Masalahnya adalah bagaimana kita harus dapat
menjaga kepercayaan dunia ini, agar subak dapat abadi
dan berlanjut sepanjang
masa. Karena subak tidak saja menghadirkan kawasan sawah yang
menghasilkan bahan makanan untuk umat manusia, tetapi kini subak juga diakui
sebagai lembaga menghadirkan nilai-nilai kebudayaan.
PENJELASAN
Difinisi Subak
Subak
adalah organisasi kemasyarakatan yang khusus mengatur sistem pengairan sawah
yang digunakan dalam cocok tanam padi di Bali. Menurut Kamus Besar Bahasa
Indonesia, subak berarti sistem pengairan teratur yang diselenggarakan oleh
rakyat di Bali. Subak merupakan lembaga yang bersifat sosioagraris-religius di
mana dalam sistem subak ini ini diatur oleh seorang pemuka adat, yang biasa
disebut pekaseh dan berhak mengurus kepengurusan, membuat awig-awig, mengatur
keuangan serta memberikan sanksi terhadap anggota subak yang melanggar
peraturan.Subak ini biasanya memiliki pura yang dinamakan Pura Uluncarik, atau
Pura Bedugul, yang khusus dibangun oleh para petani dan diperuntukkan bagi dewi
kemakmuran dan kesuburan dewi Sri.
Dalam
pengelolaan irigasi subak, masyarakat Bali mengusung konsep Tri Hita Karana
(THK) yang memiliki hubungan timbalBalik antara Parahyangan yakni Hubungan yang
harmonis antara anggota atau karma subak dengan Tuhan Yang Maha Esa, Pawongan
yaitu hubungan yang harmonis antara anggota subaknya dimana yang disebut dengan
Krama Subak, Palemahan yang merupakan hubungan yang harmonis antara anggota
subak dengan lingkungan atau wilayah irigasi subaknya.

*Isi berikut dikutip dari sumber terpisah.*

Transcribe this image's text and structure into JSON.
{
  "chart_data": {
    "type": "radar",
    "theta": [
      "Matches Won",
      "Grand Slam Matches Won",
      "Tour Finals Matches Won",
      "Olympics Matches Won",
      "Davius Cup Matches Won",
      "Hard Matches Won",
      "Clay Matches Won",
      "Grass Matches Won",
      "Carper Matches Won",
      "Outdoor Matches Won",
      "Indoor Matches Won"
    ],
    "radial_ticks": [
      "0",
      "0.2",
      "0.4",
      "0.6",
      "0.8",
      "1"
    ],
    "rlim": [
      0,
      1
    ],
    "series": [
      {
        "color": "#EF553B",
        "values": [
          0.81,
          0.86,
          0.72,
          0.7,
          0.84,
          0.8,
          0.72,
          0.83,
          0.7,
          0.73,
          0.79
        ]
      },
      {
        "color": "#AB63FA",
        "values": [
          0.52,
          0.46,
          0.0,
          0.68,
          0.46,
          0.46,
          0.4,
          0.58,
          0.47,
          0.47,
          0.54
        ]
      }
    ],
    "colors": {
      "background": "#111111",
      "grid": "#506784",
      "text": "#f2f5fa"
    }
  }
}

Sistem irigasi subak
diatur dalam peraturan daerah Pemda provinsi Bali No.02/PD/DPRD/l972 tentang
irigasi di daerah provinsi Bali.
Sejarah Subak
Kapan
timbulnya sistem subak di Bali untuk pertama kalinya, tidak diketahui dengan
pasti. Sejarah subak dapat dilihat secara tidak langsung dari prasasti-prasasti
yang menggambarkan abad kesembilan. Jadi sudah sekitar seribu tahun yang
lampau.Prasasti sukawana yang dibuat pada tahun 882 masehi menunjukan bahwa
sistem pertanian sawah dan tegalan yang teratur telah ada di Bali pada tahun
882 masehi. Hal ini terbukti bahwa dalam prasasti itu telah di sebut kata-kata
“Huma” yang berarti sawah dan kata “Parlak” yang berarti tegalan. Kenyataan ini
diperkuat lagi oleh adanya prasasti bebetin yang dibuat pada tahun tahun 896
masehi. Prasasti ini diantaranya menyebut kata-kata “Undagi Lancang”(tukang
membuat perahu), “Undagi Batu”(tukang mencari batu) dan “Undagi Pangarung “
(tukang membuat terowongan air). Pada masa itu sudah ada ukuran pembagian air
untuk persawahan yang disebuat “Kilan” (sekarang di sebut tektekan yeh). Yakni
ukuran air untuk persawahan. Kemudian pada prasasti trunyan yang diciptakan
pada tahun 891 masehi, terdapat kata “Serdanu” yang berarti kepala urusan air
dan, dalam hal ini danau batur yang terdapat di daerah tarunyan (Bangli).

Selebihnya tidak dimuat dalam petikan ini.